The disingenuous argument about student loan debt relief is what really irks me. The broad stroke generalizations that all these people in debt graduated from a private liberal arts school that costs $60K a year with a degree in Gender Studies, Basket Weaving, and Philosophy is bad faith. It doesn't get to the core of the issue, and is an attempt to just scream louder than the other side. If you don't like student loan forgiveness for other, justifiable reasons then you come off as someone who doesn't REALLY have an argument. I went to be a teacher, and went to a state school. My parents made too much money for me to get financial aid, but they never had enough to pay my education. I had to take loans. I knew I wouldn't make a lot of money, but we need teachers. I didn't make a bad decision, but I'm painted as someone who did?

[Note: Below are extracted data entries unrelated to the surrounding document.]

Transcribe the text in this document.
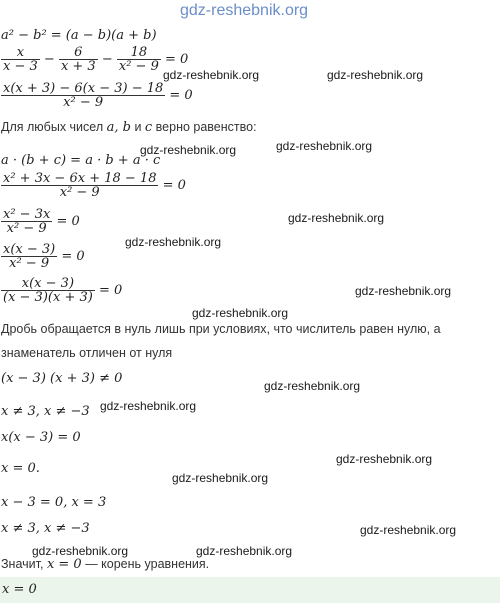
gdz-reshebnik.org
a² − b² = (a − b)(a + b)
$\frac{x}{x - 3} - \frac{6}{x + 3} - \frac{18}{\text{x² − 9}} = 0$
gdz-reshebnik.org	gdz-reshebnik.org
$\frac{x(x + 3) - 6(x - 3) - 18}{\text{x² − 9}} = 0$
Для любых чисел a, b и c верно равенство:
a · (b + c) = a · b + a · c
gdz-reshebnik.org	gdz-reshebnik.org
$\frac{\text{x² + 3x − 6x + 18 − 18}}{\text{x² − 9}} = 0$
$\frac{\text{x² − 3x}}{\text{x² − 9}} = 0$	gdz-reshebnik.org
gdz-reshebnik.org
$\frac{x(x - 3)}{\text{x² − 9}} = 0$
$\frac{x(x - 3)}{(x - 3)(x + 3)} = 0$	gdz-reshebnik.org
gdz-reshebnik.org
Дробь обращается в нуль лишь при условиях, что числитель равен нулю, а
знаменатель отличен от нуля
(x − 3) (x + 3) ≠ 0	gdz-reshebnik.org
x ≠ 3, x ≠ −3 gdz-reshebnik.org
x(x − 3) = 0
x = 0.
gdz-reshebnik.org
gdz-reshebnik.org
x − 3 = 0, x = 3
x ≠ 3, x ≠ −3	gdz-reshebnik.org
gdz-reshebnik.org	gdz-reshebnik.org
Значит, x = 0 — корень уравнения.
x = 0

Then the argument shifts to, "well you knew you were taking loans out, you should have known what you were getting into." Yeah, that's partially true. However, we millennials spent the entire 90s and 00s being told we MUST go to college. You can't work in the factories anymore, they're closing. If they aren't closing, they don't have pensions or great insurance anymore. Anecdotally, my parents said this REGULARLY as my dad worked his ass off in a factory swing shift and didn't want me doing the same. So we were conditioned since 1st grade to get to college to live a better life. We do this, now we have people saying, "HA you idiot, you wasted time and money at school," and "NO ONE WANTS TO WORK IN THE TRADES ANYMORE!!! WHYYYYY?!?!" So yeah, paying loans back is tough, we can't declare bankruptcy, private and government loan servicers are raking in the interest with how they calculate it, and again we are left with "should have known before going."
That last part is also a lead to the next. Cost of education now compared to annual inflation. The old boomer quote of, "I worked my way through school." Yeah, because if we adjust for inflation that school tuition now well outpaces the inflation rate from the 60s ad 70s. It's also no wonder that when the government got its hands on loans tuition increased. The schools are bad guys too here. They saw that guaranteed money from the government and upped costs, paying more and more admin, while pay for professors stagnated.
All of this to say, stop the generalizations. You just are the person screaming loudest. Loan holders didn't make bad decisions. They made career decisions. Doctors and lawyers unable to afford to pay loans off. Yeah, they made bad decisions.